For patients with congenital heart disease, the guideline introduces a relevant conceptual shift. Heart failure mechanisms in this population often differ fundamentally, driven by volume overload, pulmonary hypertension, or systemic right ventricular morphology. Targeted, anatomy-specific management is advised, with coordinated decision-making between congenital cardiologists and cardiac surgeons. The document promotes early corrective or palliative interventions when ventricular dysfunction remains reversible. It also supports the development of specialized congenital heart failure programs capable of providing individualized medical, surgical, and mechanical circulatory support strategies.

Long-term follow-up gains a far more structured role in the 2025 guideline. Scheduled reassessments include clinical evaluation, echocardiography, and biomarker monitoring every 3 to 6 months depending on disease severity. The guideline highlights the potential value of telemonitoring platforms and electronic medical systems to improve adherence, detect early signs of decompensation, and streamline care coordination. Although artificial intelligence is acknowledged as an emerging tool for risk prediction and early event detection, its pediatric application is still considered investigational and requires prospective validation.
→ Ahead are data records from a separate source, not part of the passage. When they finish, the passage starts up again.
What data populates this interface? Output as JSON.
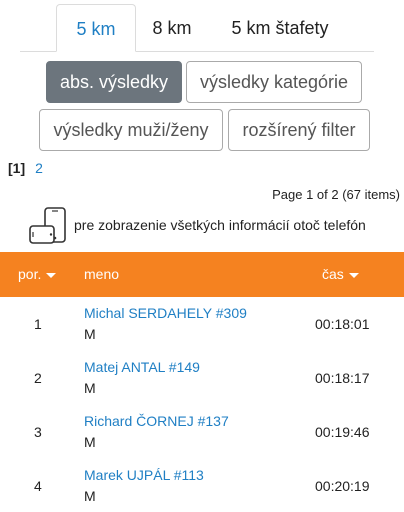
{
  "tabs": [
    {
      "label": "5 km",
      "active": true
    },
    {
      "label": "8 km",
      "active": false
    },
    {
      "label": "5 km štafety",
      "active": false
    }
  ],
  "filters": {
    "abs": "abs. výsledky",
    "category": "výsledky kategórie",
    "men_women": "výsledky muži/ženy",
    "advanced": "rozšírený filter"
  },
  "pagination": {
    "current": "[1]",
    "next": "2",
    "info": "Page 1 of 2 (67 items)"
  },
  "hint": {
    "text": "pre zobrazenie všetkých informácií otoč telefón",
    "icon": "phone-rotate-icon"
  },
  "table": {
    "headers": {
      "rank": "por.",
      "name": "meno",
      "time": "čas"
    },
    "rows": [
      {
        "rank": "1",
        "name": "Michal SERDAHELY #309",
        "category": "M",
        "time": "00:18:01"
      },
      {
        "rank": "2",
        "name": "Matej ANTAL #149",
        "category": "M",
        "time": "00:18:17"
      },
      {
        "rank": "3",
        "name": "Richard ČORNEJ #137",
        "category": "M",
        "time": "00:19:46"
      },
      {
        "rank": "4",
        "name": "Marek UJPÁL #113",
        "category": "M",
        "time": "00:20:19"
      }
    ]
  },
  "colors": {
    "accent": "#f58220",
    "link": "#1f7fc4",
    "active_button": "#6c757d"
  }
}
Quality of life is addressed through a comprehensive biopsychosocial perspective. The guideline recommends the use of validated quality-of-life instruments and encourages rehabilitation programs, physiotherapy, and psychological support as standard components of care. Emotional impact on both the child and family is considered a core therapeutic objective, given its influence on recovery and clinical stability. Educational reinforcement, social reintegration, and school adaptation are promoted as integral aspects of management.
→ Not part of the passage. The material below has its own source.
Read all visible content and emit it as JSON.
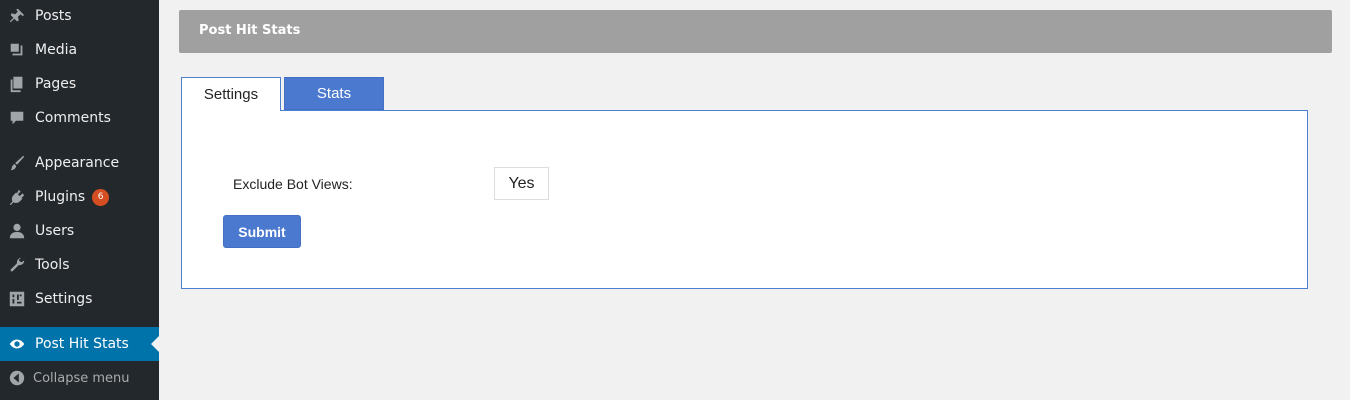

The guideline concludes by outlining research priorities for the coming decade. These include assessing the efficacy of novel pharmacologic therapies in children, optimizing mechanical circulatory support strategies for small patients, and refining the characterization of pediatric HFpEF phenotypes. The ISHLT calls for strengthened international collaboration and standardized registries to better address knowledge gaps and shape public health policies. Pediatric heart failure is framed as a rapidly evolving entity in which advances in precision medicine, genetics, and artificial intelligence are expected to play a progressively more central role.

COMMENTARY:

In summary, the ISHLT 2025 document not only updates the accumulated knowledge but reshapes the foundational approach to pediatric heart failure. The shift from a primarily symptomatic strategy to a genetically informed, technology-supported, multidisciplinary paradigm represents a decisive evolution. Advances in pharmacotherapy, genetic diagnostics, mechanical circulatory support, and family-centered care establish a new standard for contemporary management.
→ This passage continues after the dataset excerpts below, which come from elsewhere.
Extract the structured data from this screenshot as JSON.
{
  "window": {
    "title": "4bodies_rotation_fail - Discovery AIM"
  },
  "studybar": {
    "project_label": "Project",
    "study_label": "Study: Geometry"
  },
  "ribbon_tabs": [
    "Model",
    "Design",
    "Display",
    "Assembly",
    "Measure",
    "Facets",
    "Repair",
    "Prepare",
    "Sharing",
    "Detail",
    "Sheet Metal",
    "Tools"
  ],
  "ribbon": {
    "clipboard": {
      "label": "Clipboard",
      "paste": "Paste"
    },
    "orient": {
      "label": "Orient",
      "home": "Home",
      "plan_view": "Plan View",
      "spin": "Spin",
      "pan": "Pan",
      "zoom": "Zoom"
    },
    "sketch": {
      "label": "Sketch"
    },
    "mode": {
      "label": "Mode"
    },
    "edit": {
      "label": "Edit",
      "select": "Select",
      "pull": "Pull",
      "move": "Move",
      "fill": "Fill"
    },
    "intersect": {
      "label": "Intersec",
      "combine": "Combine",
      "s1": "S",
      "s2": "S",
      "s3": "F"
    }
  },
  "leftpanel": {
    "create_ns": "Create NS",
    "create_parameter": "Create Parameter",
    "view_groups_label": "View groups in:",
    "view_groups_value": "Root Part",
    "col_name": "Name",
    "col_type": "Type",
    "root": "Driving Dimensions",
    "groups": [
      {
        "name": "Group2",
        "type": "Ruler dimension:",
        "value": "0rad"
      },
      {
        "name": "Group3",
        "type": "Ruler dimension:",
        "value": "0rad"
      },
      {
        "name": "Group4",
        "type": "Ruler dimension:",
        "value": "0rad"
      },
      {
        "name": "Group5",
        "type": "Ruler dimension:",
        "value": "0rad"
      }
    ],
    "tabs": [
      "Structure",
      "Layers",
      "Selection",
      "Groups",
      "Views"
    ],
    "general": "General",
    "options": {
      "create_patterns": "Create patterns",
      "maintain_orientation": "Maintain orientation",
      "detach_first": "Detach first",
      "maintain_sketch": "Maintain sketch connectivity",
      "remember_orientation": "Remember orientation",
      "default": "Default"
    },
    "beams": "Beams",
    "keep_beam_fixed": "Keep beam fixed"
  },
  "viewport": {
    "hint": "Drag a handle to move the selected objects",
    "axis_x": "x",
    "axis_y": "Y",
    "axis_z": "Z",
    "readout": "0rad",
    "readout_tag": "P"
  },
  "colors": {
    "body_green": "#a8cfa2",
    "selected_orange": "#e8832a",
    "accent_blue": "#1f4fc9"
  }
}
Several relevant questions remain open. The guideline provides limited practical direction on the specific role of artificial intelligence or machine-learning tools in daily pediatric practice. It does not yet address the integration of virtual reality and 3D printing for procedural planning, nor does it clearly define the use of mechanical support as destination therapy in children. Likewise, guidance on remote monitoring remains broad and without concrete protocols. The 2025 update represents a substantial leap beyond the 2014 version, and one can only hope that future revisions arrive sooner than another decade.

REFERENCE:

Irving C, Azeka E, Adorisio R, Blume ED, Bogle C, Chubb H. The International Society for Heart and Lung Transplantation Guidelines for the Management of Pediatric Heart Failure (Update From 2014). J Heart Lung Transplant. 2025 Oct;44(10):e21-e71. doi: 10.1016/j.healun.2025.06.003.